VI Conclusion and Discussion

Continuing their great success in many areas, DNNs are being deployed in critical systems such as personal identity recognition systems and autonomous vehicles. This creates great security concerns about the DNN deployment. In the recent years, researchers have already investigated various types of adversarial example attacks on DNNs and proposed algorithmic countermeasures for adversarial examples. In this paper, we have proposed a new type of stealthy bit-flip attack on protected DNNs to compromise their robustness while reserving their accuracy, by attacking the DNN weight parameters in the hardware.

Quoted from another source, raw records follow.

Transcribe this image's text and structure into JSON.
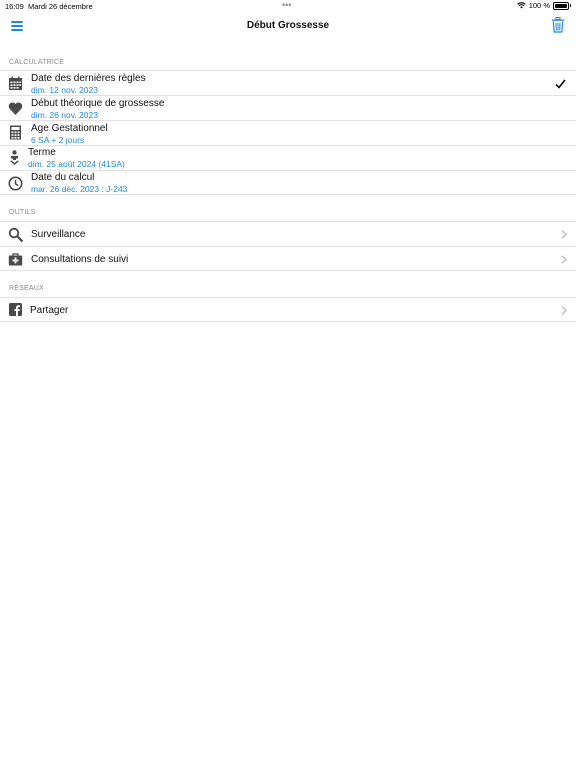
{
  "status": {
    "time": "16:09",
    "date": "Mardi 26 décembre",
    "dots": "•••",
    "battery": "100 %"
  },
  "nav": {
    "title": "Début Grossesse"
  },
  "sections": {
    "calc": "CALCULATRICE",
    "tools": "OUTILS",
    "networks": "RÉSEAUX"
  },
  "calc_rows": {
    "ddr_label": "Date des dernières règles",
    "ddr_value": "dim. 12 nov. 2023",
    "debut_label": "Début théorique de grossesse",
    "debut_value": "dim. 26 nov. 2023",
    "age_label": "Age Gestationnel",
    "age_value": "6  SA  + 2  jours",
    "terme_label": "Terme",
    "terme_value": "dim. 25 août 2024 (41SA)",
    "calcul_label": "Date du calcul",
    "calcul_value": "mar. 26 déc. 2023 : J-243"
  },
  "tools_rows": {
    "surveillance": "Surveillance",
    "consultations": "Consultations de suivi"
  },
  "network_rows": {
    "partager": "Partager"
  },
  "colors": {
    "accent": "#1e88e5",
    "icon": "#4a4a4a",
    "separator": "#e2e2e2",
    "section": "#8a8a8e"
  }
}
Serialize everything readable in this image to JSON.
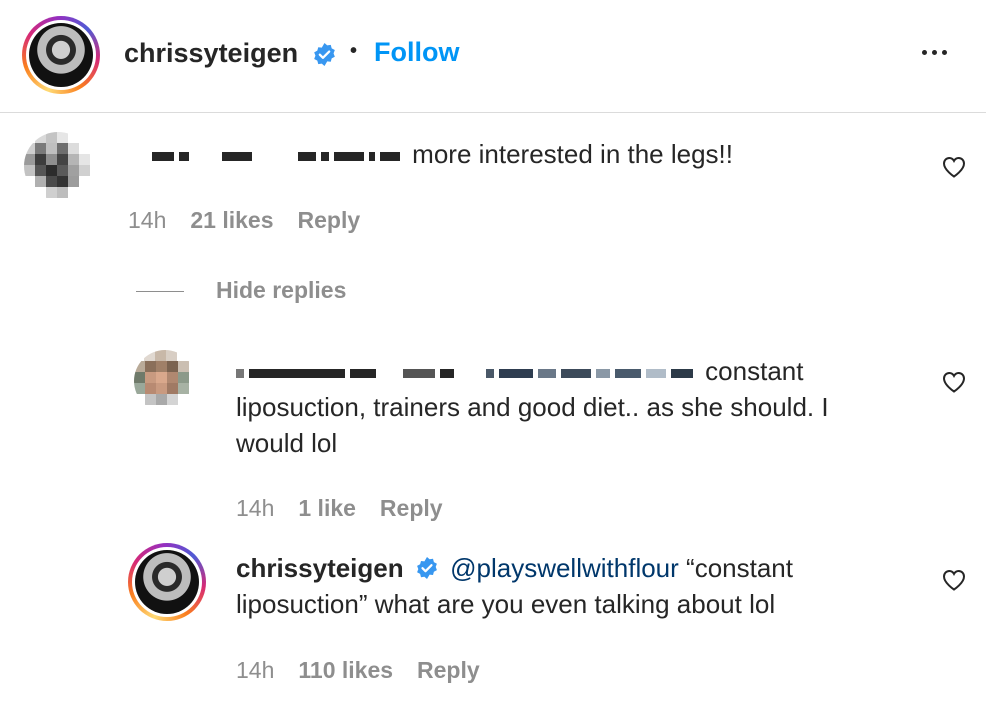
{
  "header": {
    "username": "chrissyteigen",
    "separator": "•",
    "follow_label": "Follow",
    "more_icon": "more-horizontal-icon"
  },
  "comment": {
    "visible_text": "more interested in the legs!!",
    "time": "14h",
    "likes": "21 likes",
    "reply_label": "Reply"
  },
  "hide_replies_label": "Hide replies",
  "replies": [
    {
      "text_line1": "constant",
      "text_line2": "liposuction, trainers and good diet.. as she should. I",
      "text_line3": "would lol",
      "time": "14h",
      "likes": "1 like",
      "reply_label": "Reply"
    },
    {
      "username": "chrissyteigen",
      "mention": "@playswellwithflour",
      "text_line1_rest": "“constant",
      "text_line2": "liposuction” what are you even talking about lol",
      "time": "14h",
      "likes": "110 likes",
      "reply_label": "Reply"
    }
  ],
  "colors": {
    "link_blue": "#0095f6",
    "mention_blue": "#00376b",
    "meta_gray": "#8e8e8e",
    "text": "#262626"
  }
}
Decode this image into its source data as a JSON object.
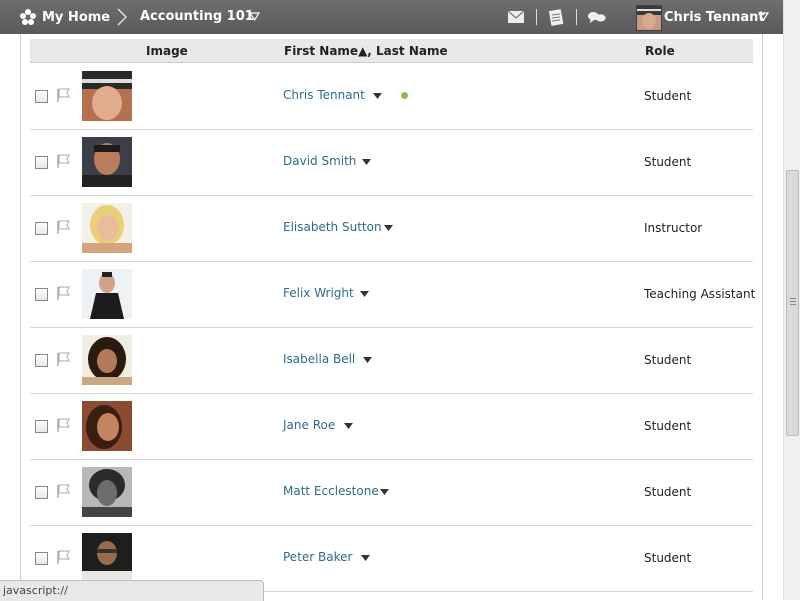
{
  "topbar": {
    "home_label": "My Home",
    "course_label": "Accounting 101",
    "user_label": "Chris Tennant"
  },
  "table": {
    "columns": {
      "image": "Image",
      "name": "First Name▲, Last Name",
      "role": "Role"
    },
    "rows": [
      {
        "name": "Chris Tennant",
        "role": "Student",
        "online": true
      },
      {
        "name": "David Smith",
        "role": "Student",
        "online": false
      },
      {
        "name": "Elisabeth Sutton",
        "role": "Instructor",
        "online": false
      },
      {
        "name": "Felix Wright",
        "role": "Teaching Assistant",
        "online": false
      },
      {
        "name": "Isabella Bell",
        "role": "Student",
        "online": false
      },
      {
        "name": "Jane Roe",
        "role": "Student",
        "online": false
      },
      {
        "name": "Matt Ecclestone",
        "role": "Student",
        "online": false
      },
      {
        "name": "Peter Baker",
        "role": "Student",
        "online": false
      }
    ]
  },
  "statusbar": {
    "text": "javascript://"
  },
  "colors": {
    "topbar": "#5f5f5f",
    "link": "#2a6d88",
    "online": "#8bbf43"
  },
  "icons": [
    "home-icon",
    "mail-icon",
    "notes-icon",
    "chat-icon",
    "flag-icon",
    "caret-down-icon"
  ]
}
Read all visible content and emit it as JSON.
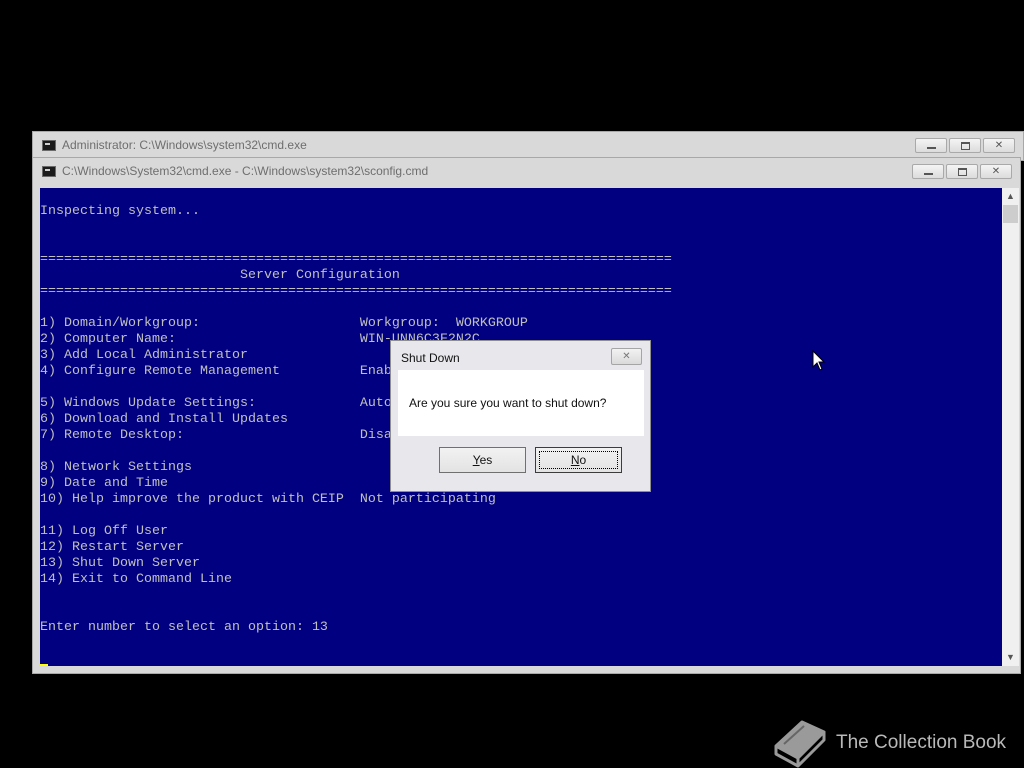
{
  "back_window": {
    "title": "Administrator: C:\\Windows\\system32\\cmd.exe"
  },
  "front_window": {
    "title": "C:\\Windows\\System32\\cmd.exe - C:\\Windows\\system32\\sconfig.cmd"
  },
  "console": {
    "lines": [
      "Inspecting system...",
      "",
      "",
      "===============================================================================",
      "                         Server Configuration",
      "===============================================================================",
      "",
      "1) Domain/Workgroup:                    Workgroup:  WORKGROUP",
      "2) Computer Name:                       WIN-UNN6C3F2N2C",
      "3) Add Local Administrator",
      "4) Configure Remote Management          Enabled",
      "",
      "5) Windows Update Settings:             Automatic",
      "6) Download and Install Updates",
      "7) Remote Desktop:                      Disabled",
      "",
      "8) Network Settings",
      "9) Date and Time",
      "10) Help improve the product with CEIP  Not participating",
      "",
      "11) Log Off User",
      "12) Restart Server",
      "13) Shut Down Server",
      "14) Exit to Command Line",
      "",
      "",
      "Enter number to select an option: 13"
    ]
  },
  "dialog": {
    "title": "Shut Down",
    "message": "Are you sure you want to shut down?",
    "yes_label": "Yes",
    "no_label": "No"
  },
  "watermark": {
    "text": "The Collection Book"
  },
  "icons": [
    "console-icon",
    "minimize-icon",
    "maximize-icon",
    "close-icon",
    "scroll-up-icon",
    "scroll-down-icon",
    "mouse-pointer-icon",
    "book-icon"
  ],
  "colors": {
    "console_bg": "#000080",
    "console_text": "#c0c0c0",
    "desktop": "#000000",
    "cursor": "#ffff00"
  }
}
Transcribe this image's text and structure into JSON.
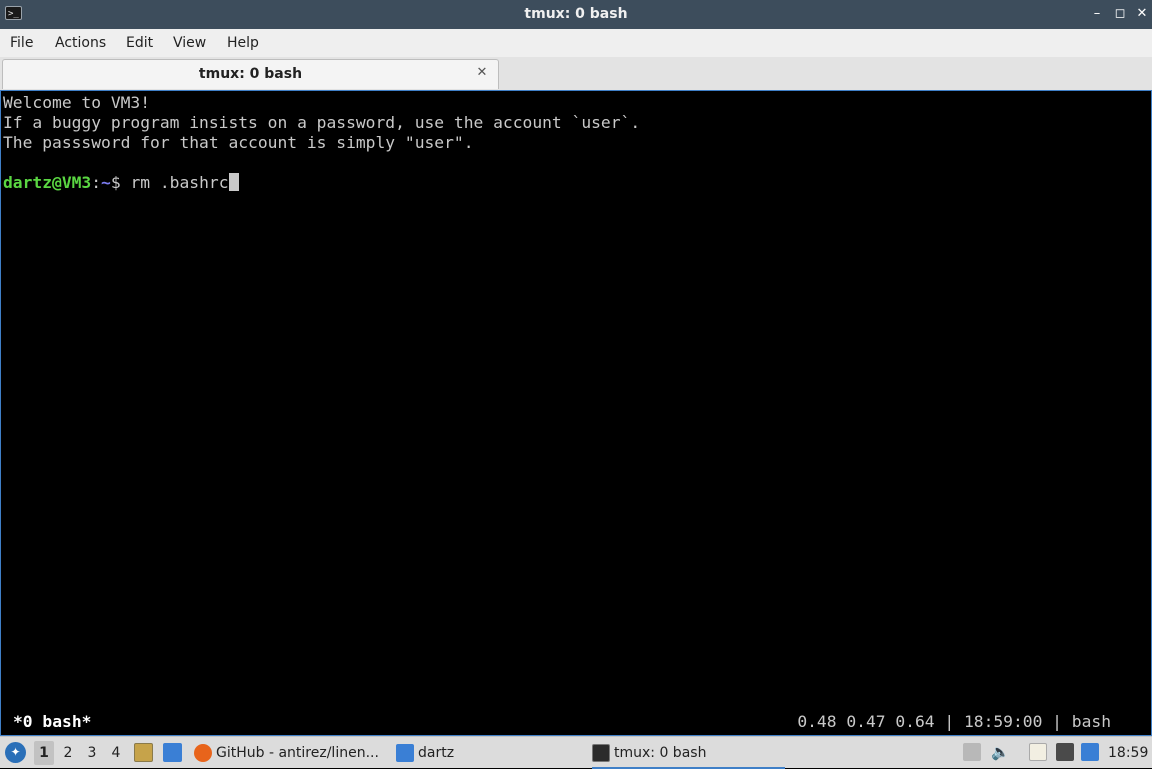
{
  "window": {
    "title": "tmux: 0 bash",
    "controls": {
      "minimize": "–",
      "maximize": "◻",
      "close": "✕"
    }
  },
  "menu": {
    "items": [
      "File",
      "Actions",
      "Edit",
      "View",
      "Help"
    ]
  },
  "tabs": [
    {
      "label": "tmux: 0 bash",
      "close": "✕"
    }
  ],
  "terminal": {
    "lines": [
      "Welcome to VM3!",
      "If a buggy program insists on a password, use the account `user`.",
      "The passsword for that account is simply \"user\"."
    ],
    "prompt": {
      "user_host": "dartz@VM3",
      "separator": ":",
      "path": "~",
      "symbol": "$ ",
      "command": "rm .bashrc"
    },
    "status": {
      "left": "*0 bash*",
      "right": "0.48 0.47 0.64 | 18:59:00 | bash"
    }
  },
  "taskbar": {
    "desktops": [
      "1",
      "2",
      "3",
      "4"
    ],
    "active_desktop": "1",
    "tasks": [
      {
        "label": "GitHub - antirez/linen...",
        "icon": "firefox-icon"
      },
      {
        "label": "dartz",
        "icon": "folder-icon"
      },
      {
        "label": "tmux: 0 bash",
        "icon": "terminal-icon"
      }
    ],
    "clock": "18:59"
  },
  "colors": {
    "titlebar": "#3d4d5c",
    "prompt_user": "#5ad642",
    "prompt_path": "#7c7cf0",
    "focus_border": "#3f7fc7"
  }
}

We mathematically formulate this stealthy attack as an optimization problem and introduce a gradient-based algorithm to efficiently find the most vulnerable weight bits. Experimental results demonstrate that the robustness of protected DNNs can significantly decrease under our adversarial attack with a small number of bit-flips, while there is negligible accuracy loss for clean inputs. Our attack on TRADES [13] protection-based models can decrease the robustness value by 59.9%59.9\% to 72.9%72.9\%.

Our proposed stealthy attack opens new opportunities regarding the attack and defense of DNNs with an emphasis on software-hardware co-design. In future work, we plan to investigate corresponding defenses for this new type of attack. For example, one may attempt to reconstruct DNN weights in a way such that the change in a weight value diffuses to its neighbor weights and hence removing the stealthy attribute.

Acknowledgements

We acknowledge the support from Government of Canada Technology Demonstration Program and MDA Systems Ltd; NSERC Discovery Grant RGPIN341516, RGPIN-2019-04613, DGECR-2019-00120, Alliance Grant ALLRP-552042-2020, COHESA (NETGP485577-15), CWSE PDF (470957); CFI John R. Evans Leaders Fund; Simon Fraser University New Faculty Start-up Grant.